中国の自動車メーカーSAICは、ポルシェ・タイカンに驚くほど近いスタイリングを持つ電動モデル「Z7」の新たなティザー画像を公開した。このクルマは、SAIC MotorがHIMAアライアンスの枠組みで立ち上げた若いブランドによる開発だ。SAIC MotorはMGの親会社としても知られている。

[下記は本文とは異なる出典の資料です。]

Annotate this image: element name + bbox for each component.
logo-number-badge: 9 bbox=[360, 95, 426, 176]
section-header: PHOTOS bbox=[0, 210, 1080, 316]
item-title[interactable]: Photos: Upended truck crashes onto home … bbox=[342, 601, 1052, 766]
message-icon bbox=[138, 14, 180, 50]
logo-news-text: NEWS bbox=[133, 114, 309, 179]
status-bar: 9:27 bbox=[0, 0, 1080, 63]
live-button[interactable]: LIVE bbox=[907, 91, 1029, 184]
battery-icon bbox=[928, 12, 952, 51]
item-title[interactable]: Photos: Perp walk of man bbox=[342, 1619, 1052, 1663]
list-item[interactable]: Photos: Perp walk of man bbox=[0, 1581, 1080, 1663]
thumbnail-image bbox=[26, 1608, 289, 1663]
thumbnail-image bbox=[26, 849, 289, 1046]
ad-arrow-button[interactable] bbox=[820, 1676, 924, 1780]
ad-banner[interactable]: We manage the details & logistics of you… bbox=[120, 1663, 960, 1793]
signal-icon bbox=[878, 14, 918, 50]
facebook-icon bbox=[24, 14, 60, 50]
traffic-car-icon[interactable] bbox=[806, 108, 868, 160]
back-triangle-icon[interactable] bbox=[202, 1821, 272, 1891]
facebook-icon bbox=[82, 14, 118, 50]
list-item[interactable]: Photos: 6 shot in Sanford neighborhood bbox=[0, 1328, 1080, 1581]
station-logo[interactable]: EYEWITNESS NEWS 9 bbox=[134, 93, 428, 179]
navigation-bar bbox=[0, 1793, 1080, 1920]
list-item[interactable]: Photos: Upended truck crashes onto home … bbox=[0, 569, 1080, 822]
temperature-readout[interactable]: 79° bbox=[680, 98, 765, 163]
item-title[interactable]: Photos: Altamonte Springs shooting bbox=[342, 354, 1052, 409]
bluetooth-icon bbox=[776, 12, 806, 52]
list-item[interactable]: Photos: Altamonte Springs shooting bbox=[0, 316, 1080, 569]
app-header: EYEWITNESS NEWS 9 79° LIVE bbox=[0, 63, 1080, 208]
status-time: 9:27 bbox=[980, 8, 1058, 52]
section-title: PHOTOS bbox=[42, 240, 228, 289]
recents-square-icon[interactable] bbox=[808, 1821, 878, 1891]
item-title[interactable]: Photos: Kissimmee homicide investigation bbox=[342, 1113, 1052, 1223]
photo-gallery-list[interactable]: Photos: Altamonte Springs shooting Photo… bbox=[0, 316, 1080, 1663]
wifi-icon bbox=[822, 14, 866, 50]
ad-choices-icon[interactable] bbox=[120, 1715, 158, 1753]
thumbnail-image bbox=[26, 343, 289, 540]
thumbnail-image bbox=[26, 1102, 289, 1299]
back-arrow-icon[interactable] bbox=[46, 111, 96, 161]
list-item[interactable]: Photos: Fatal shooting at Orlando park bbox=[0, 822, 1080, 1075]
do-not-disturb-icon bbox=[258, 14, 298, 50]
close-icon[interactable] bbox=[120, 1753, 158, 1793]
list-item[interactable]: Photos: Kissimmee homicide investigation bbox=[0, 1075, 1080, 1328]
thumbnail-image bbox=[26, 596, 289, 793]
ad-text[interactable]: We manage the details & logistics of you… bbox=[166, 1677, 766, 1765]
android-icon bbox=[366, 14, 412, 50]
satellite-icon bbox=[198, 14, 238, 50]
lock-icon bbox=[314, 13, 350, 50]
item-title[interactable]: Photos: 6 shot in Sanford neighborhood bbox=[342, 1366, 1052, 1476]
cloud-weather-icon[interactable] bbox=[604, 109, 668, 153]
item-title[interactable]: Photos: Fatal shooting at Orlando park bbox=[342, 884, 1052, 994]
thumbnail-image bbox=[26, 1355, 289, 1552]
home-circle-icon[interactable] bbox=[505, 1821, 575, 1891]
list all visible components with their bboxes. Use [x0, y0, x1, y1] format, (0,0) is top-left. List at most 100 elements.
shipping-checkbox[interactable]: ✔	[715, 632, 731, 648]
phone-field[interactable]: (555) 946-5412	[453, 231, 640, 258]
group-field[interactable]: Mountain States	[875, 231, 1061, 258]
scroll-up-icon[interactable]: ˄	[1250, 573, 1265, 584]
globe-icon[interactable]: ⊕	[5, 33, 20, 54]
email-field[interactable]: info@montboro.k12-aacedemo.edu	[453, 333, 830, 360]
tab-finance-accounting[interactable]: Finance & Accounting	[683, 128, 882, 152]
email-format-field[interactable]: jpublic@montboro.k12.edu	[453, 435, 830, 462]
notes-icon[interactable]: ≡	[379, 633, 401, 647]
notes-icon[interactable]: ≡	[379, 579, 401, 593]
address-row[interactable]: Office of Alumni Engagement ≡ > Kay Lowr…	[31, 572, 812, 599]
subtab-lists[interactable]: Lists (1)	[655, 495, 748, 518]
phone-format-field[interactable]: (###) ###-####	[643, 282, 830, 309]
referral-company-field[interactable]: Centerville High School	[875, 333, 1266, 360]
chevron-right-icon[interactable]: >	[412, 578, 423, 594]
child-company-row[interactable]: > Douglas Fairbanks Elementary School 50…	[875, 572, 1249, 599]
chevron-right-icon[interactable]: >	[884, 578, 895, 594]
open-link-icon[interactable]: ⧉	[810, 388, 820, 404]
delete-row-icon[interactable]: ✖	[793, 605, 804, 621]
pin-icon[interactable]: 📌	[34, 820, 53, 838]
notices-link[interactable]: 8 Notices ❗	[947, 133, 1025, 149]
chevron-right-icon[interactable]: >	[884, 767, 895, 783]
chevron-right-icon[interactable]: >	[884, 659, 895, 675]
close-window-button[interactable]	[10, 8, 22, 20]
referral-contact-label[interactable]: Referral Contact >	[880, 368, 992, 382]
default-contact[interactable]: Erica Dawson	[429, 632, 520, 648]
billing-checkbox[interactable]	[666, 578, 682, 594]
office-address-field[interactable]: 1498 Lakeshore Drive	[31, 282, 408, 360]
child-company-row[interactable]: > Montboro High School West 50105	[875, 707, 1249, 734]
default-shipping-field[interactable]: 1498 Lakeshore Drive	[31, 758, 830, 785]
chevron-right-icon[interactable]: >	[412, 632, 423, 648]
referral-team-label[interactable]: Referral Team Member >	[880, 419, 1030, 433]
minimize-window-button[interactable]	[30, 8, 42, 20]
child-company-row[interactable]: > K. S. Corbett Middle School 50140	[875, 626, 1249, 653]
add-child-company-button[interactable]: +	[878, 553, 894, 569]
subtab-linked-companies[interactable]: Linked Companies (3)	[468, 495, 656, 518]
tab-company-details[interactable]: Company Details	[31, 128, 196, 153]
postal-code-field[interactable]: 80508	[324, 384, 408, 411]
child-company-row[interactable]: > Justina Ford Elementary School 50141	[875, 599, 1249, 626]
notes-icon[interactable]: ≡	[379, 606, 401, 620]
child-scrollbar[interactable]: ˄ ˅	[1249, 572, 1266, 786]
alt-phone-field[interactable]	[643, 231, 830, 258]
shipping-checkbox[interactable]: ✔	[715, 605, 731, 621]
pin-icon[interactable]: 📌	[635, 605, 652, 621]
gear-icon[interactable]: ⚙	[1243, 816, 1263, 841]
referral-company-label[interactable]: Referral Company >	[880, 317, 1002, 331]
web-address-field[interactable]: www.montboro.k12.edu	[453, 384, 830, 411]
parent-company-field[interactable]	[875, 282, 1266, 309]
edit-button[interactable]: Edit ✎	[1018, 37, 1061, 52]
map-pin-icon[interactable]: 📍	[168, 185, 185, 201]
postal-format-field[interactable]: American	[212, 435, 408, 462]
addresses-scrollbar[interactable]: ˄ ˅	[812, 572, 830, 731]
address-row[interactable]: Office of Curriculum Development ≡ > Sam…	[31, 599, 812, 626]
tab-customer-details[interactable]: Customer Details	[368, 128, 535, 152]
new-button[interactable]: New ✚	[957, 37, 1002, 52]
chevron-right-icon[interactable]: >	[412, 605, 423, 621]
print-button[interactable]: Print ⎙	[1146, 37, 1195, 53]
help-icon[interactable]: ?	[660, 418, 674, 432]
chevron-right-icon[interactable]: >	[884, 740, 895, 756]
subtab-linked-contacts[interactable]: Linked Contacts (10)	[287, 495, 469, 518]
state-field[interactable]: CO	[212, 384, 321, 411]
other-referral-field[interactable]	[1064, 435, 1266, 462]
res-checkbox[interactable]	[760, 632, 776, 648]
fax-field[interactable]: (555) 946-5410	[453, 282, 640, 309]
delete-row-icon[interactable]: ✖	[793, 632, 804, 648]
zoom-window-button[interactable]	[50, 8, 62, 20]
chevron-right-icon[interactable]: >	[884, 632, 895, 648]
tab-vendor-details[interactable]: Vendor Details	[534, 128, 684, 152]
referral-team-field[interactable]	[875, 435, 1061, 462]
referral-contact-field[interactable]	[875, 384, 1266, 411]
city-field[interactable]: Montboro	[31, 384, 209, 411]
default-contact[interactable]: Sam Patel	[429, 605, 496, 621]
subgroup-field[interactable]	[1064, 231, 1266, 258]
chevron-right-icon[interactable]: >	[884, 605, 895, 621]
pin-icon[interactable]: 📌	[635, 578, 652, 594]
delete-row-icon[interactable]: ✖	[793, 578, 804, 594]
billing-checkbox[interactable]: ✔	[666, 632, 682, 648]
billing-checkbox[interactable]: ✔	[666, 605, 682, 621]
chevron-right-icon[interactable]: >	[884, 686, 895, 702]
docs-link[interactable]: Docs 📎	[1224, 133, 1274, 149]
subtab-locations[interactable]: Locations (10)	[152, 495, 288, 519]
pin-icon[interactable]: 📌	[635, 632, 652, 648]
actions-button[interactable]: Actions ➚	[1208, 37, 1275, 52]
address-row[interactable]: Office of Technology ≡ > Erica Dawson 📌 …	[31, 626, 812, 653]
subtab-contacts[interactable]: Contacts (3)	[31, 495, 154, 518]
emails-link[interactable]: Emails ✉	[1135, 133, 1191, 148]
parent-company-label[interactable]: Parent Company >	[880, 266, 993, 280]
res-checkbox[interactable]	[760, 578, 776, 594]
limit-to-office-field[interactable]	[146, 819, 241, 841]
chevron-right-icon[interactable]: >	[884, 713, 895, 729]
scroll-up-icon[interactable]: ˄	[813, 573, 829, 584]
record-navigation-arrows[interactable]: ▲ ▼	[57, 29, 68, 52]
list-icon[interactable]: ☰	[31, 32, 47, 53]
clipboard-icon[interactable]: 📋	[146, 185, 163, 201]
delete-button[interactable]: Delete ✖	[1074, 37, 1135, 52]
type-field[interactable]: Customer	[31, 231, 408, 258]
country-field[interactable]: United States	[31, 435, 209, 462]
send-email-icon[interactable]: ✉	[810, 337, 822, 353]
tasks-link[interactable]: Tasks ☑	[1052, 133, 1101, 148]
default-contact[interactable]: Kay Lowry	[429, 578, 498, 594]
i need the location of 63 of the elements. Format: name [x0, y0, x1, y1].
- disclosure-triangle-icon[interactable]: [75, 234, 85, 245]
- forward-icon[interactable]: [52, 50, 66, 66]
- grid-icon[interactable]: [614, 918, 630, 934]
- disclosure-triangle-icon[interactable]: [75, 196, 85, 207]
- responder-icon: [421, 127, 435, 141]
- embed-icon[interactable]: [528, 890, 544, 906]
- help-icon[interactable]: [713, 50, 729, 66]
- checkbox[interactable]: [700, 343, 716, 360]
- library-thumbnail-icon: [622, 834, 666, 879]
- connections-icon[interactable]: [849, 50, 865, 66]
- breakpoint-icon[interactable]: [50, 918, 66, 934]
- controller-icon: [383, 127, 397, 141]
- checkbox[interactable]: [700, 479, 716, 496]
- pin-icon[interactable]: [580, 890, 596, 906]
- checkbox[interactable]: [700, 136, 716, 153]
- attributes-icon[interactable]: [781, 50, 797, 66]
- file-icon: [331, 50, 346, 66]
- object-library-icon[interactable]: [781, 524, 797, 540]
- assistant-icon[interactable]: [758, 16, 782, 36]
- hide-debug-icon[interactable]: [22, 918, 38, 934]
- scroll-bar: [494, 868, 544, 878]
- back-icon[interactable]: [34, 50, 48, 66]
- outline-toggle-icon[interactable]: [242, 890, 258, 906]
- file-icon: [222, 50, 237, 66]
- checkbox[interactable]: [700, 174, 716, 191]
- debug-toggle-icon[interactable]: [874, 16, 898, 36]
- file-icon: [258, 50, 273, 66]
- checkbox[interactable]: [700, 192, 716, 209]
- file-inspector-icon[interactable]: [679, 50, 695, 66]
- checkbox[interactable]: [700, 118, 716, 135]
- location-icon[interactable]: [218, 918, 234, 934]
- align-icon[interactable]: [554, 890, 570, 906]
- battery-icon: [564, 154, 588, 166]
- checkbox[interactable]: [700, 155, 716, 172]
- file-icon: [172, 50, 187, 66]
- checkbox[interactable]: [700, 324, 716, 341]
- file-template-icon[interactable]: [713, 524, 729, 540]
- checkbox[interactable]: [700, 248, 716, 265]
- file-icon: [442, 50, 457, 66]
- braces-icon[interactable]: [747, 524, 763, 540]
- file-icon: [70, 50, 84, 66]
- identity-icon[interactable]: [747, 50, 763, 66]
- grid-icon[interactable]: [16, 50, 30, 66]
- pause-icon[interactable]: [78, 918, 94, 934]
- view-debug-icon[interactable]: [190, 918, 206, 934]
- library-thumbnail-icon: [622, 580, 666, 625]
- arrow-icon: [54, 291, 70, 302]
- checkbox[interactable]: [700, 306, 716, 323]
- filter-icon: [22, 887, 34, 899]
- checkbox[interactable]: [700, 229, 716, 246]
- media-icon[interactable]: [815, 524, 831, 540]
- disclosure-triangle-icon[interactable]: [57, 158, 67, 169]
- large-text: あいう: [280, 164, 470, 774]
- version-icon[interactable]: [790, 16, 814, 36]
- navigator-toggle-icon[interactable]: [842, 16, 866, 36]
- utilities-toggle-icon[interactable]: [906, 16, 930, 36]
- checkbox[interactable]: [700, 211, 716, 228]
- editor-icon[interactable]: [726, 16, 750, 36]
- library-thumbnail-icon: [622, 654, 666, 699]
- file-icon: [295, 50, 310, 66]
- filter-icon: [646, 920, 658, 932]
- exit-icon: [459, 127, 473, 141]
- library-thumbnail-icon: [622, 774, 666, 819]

これまでは主にサイドシルエットの類似が目立っていたが、最新のビジュアルではフロントとリアの姿も明らかになった。画像を見る限り、ボディの造形やライティング、ライトシグネチャー全体に至るまで、Z7はドイツ製電動セダンへと直結する印象を与える。ヘッドライトは下側に切り欠きを持つ見覚えのある輪郭を採り、デイタイムランニングライトのグラフィックもコーナーに水平LEDを配した処理でポルシェの流儀をなぞる。ひと目での相似は見逃しようがない。

SAIC Z7
saicmotor.com

SAICは以前、Z7のデザインは高価な欧州製スポーツカーに肩を並べると述べていた。新たな画像からは、その着想が全体のプロポーションだけでなく、外装の個々のディテールにまで及んでいることがうかがえる。

Z7の正式デビューの時期はまだ示されていない。パワートレインや航続距離を含む技術的な詳細も非公表のままだ。それでも、このモデルはすでにEVシーンで最注目のデビュー作の一つとして話題を集めており、ポルシェの側から何らかのリアクションを誘う可能性もありそうだ。